Les parties prenantes au dispositif sont multiples. En interne, il s’agit de l’équipe RH-RSE, des médecins du travail, du manager et du tuteur, ces derniers étant spécialement formés. A l’extérieur, le processus se met en place grâce aux agences d’intérim, à l’organisme de formation de la période CIPI et au cabinet chargé de l’accompagnement psychopédagogique. « Le travail de chacun de ces acteurs est important car il permet de prévenir les situations qui pourraient déboucher sur un abandon ou un échec », souligne Claude Boumendil.

Des syndicats pro-actifs

La politique handicap de ST s’inscrit dans des accords d’entreprise signés à l’unanimité depuis 2003. Ces accords concernent tous les sites de ST en France depuis 2010. Les salariés (managers, tuteurs, formateurs) directement impliqués dans l’accueil d’un travailleur handicap le sont sur la base du volontariat.
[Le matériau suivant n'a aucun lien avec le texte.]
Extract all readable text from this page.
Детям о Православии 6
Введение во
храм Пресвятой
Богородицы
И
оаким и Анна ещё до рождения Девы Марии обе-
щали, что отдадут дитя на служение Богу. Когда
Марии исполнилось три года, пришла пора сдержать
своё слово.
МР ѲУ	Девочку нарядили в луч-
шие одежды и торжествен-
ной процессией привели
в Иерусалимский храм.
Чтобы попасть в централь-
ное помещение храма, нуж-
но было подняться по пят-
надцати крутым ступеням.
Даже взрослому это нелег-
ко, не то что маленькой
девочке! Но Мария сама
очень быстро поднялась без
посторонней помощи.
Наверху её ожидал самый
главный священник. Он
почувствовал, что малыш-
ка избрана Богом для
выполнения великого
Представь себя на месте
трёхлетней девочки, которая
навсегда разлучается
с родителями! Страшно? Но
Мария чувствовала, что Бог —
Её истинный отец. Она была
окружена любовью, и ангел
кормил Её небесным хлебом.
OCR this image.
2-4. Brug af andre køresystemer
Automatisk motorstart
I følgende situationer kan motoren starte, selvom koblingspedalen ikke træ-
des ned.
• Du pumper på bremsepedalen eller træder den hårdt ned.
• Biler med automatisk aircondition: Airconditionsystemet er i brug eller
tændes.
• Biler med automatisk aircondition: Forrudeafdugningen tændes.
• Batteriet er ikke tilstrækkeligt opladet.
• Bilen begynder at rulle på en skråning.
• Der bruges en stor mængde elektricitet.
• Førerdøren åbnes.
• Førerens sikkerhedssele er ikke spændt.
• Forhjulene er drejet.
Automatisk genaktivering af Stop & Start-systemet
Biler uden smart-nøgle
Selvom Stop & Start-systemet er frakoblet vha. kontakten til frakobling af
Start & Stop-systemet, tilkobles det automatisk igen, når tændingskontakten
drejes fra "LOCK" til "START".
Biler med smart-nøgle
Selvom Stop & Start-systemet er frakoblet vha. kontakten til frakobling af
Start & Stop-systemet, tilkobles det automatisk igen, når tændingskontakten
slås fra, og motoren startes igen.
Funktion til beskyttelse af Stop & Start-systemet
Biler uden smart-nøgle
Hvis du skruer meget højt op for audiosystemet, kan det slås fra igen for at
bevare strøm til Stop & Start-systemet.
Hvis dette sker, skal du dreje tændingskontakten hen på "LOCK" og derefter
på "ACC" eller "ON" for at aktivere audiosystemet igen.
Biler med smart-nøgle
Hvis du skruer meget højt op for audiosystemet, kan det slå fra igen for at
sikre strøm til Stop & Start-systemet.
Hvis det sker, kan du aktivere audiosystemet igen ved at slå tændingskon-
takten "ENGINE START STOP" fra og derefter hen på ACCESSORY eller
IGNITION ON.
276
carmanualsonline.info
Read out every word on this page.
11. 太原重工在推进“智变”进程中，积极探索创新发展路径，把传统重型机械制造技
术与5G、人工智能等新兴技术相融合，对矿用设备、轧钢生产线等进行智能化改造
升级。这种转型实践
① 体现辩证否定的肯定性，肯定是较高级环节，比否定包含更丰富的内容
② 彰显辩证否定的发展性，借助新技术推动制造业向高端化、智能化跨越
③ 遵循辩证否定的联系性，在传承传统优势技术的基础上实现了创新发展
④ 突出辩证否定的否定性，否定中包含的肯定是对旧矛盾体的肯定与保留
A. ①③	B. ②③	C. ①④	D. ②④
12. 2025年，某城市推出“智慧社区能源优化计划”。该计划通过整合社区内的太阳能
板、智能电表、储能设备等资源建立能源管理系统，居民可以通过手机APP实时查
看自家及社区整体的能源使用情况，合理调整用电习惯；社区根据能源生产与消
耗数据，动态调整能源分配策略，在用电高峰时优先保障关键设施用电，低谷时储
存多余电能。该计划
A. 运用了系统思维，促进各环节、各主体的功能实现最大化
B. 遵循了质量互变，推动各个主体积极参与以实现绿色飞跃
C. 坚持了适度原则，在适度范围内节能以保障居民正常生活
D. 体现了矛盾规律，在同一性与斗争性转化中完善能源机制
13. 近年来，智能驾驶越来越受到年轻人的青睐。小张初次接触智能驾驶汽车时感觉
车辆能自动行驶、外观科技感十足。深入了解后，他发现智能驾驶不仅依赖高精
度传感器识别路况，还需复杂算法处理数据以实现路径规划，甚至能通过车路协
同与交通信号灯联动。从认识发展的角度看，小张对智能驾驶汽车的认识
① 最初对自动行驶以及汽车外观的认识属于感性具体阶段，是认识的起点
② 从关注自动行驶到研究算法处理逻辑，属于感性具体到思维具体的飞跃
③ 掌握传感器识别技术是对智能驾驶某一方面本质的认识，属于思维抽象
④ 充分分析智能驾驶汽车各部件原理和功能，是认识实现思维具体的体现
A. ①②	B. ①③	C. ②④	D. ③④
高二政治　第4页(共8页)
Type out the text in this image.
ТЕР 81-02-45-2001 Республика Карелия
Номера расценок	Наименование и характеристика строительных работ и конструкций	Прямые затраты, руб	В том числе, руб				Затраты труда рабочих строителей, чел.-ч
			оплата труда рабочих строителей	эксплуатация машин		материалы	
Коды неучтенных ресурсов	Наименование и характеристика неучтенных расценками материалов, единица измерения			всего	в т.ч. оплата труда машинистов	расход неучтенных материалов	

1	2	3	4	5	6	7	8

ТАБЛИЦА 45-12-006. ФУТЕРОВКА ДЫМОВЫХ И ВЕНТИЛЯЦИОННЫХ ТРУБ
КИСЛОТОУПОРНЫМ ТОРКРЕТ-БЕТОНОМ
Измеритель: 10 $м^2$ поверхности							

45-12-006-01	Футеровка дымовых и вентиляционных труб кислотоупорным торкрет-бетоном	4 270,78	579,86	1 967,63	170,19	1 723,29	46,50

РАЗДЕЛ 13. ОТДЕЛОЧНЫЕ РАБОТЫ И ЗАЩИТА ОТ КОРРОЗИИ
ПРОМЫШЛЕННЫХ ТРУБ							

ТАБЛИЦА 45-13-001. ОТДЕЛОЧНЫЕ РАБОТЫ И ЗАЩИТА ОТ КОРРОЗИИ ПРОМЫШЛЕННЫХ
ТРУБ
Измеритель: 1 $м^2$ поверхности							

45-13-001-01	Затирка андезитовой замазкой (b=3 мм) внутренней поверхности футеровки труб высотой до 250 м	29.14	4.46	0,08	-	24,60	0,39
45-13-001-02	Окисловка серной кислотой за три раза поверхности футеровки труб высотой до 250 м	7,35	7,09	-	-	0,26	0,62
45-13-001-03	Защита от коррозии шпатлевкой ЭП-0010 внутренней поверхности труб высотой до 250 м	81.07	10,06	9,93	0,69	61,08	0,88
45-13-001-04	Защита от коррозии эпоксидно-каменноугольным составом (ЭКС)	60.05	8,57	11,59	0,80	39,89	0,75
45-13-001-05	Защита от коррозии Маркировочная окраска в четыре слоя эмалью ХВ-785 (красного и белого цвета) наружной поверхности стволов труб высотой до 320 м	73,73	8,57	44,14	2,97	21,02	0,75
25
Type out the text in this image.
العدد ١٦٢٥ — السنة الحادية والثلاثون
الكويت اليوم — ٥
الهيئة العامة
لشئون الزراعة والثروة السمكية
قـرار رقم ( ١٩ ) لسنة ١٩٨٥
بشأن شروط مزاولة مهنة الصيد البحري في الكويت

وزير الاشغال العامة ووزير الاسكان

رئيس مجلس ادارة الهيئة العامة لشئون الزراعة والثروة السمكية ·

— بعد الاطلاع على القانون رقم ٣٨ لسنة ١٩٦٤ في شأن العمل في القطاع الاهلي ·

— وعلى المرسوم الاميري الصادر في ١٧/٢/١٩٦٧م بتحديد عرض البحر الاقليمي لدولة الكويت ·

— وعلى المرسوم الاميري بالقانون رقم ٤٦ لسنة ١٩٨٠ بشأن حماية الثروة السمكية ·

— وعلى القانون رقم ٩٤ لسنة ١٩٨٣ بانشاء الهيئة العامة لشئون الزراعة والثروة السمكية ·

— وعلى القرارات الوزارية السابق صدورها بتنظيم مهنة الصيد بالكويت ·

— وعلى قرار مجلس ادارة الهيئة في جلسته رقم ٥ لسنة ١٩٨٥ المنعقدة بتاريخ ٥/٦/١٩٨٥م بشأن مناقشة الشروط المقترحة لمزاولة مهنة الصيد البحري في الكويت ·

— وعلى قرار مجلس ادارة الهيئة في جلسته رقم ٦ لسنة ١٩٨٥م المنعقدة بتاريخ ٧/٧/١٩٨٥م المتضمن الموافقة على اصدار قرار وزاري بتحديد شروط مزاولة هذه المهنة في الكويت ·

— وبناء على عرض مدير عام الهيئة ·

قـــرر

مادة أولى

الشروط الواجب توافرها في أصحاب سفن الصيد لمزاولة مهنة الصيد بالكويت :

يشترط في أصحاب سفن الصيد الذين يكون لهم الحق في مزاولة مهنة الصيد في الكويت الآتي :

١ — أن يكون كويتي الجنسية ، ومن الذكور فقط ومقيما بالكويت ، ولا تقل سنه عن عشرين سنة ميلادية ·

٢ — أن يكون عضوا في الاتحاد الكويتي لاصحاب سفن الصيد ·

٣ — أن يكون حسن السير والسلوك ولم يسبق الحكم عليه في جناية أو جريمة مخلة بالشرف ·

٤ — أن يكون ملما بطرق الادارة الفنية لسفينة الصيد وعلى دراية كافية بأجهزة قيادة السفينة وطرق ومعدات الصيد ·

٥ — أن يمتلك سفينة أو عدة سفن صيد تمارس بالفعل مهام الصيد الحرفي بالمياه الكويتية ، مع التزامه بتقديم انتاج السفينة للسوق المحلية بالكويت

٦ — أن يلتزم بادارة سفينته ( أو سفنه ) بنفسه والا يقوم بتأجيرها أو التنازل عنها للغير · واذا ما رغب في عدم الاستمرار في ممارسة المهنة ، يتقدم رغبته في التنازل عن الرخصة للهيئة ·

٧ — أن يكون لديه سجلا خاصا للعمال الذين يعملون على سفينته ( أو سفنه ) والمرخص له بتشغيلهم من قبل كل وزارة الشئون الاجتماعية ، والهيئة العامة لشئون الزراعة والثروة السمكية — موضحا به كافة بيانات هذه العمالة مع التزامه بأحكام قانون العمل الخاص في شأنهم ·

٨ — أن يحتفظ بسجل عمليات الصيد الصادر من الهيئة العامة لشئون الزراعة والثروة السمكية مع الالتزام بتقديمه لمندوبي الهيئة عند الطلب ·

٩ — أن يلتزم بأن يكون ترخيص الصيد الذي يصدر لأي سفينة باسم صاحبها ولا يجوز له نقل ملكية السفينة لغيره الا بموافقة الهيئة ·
Et une enquête menée au sein de l’entreprise en 2011 témoigne du changement de regard des salariés sur le handicap.

Formations inter-entreprises

La prochaine étape sera de réaliser des formations inter-entreprises « afin de mutualiser les coûts mais aussi de proposer une palette plus large de métiers aux futurs candidats qui, en conséquence, devraient être plus nombreux », poursuit le Directeur RH-RSE. Une mutualisation permettra aussi d’augmenter le nombre de sessions et de proposer davantage de titres à des niveaux supérieurs.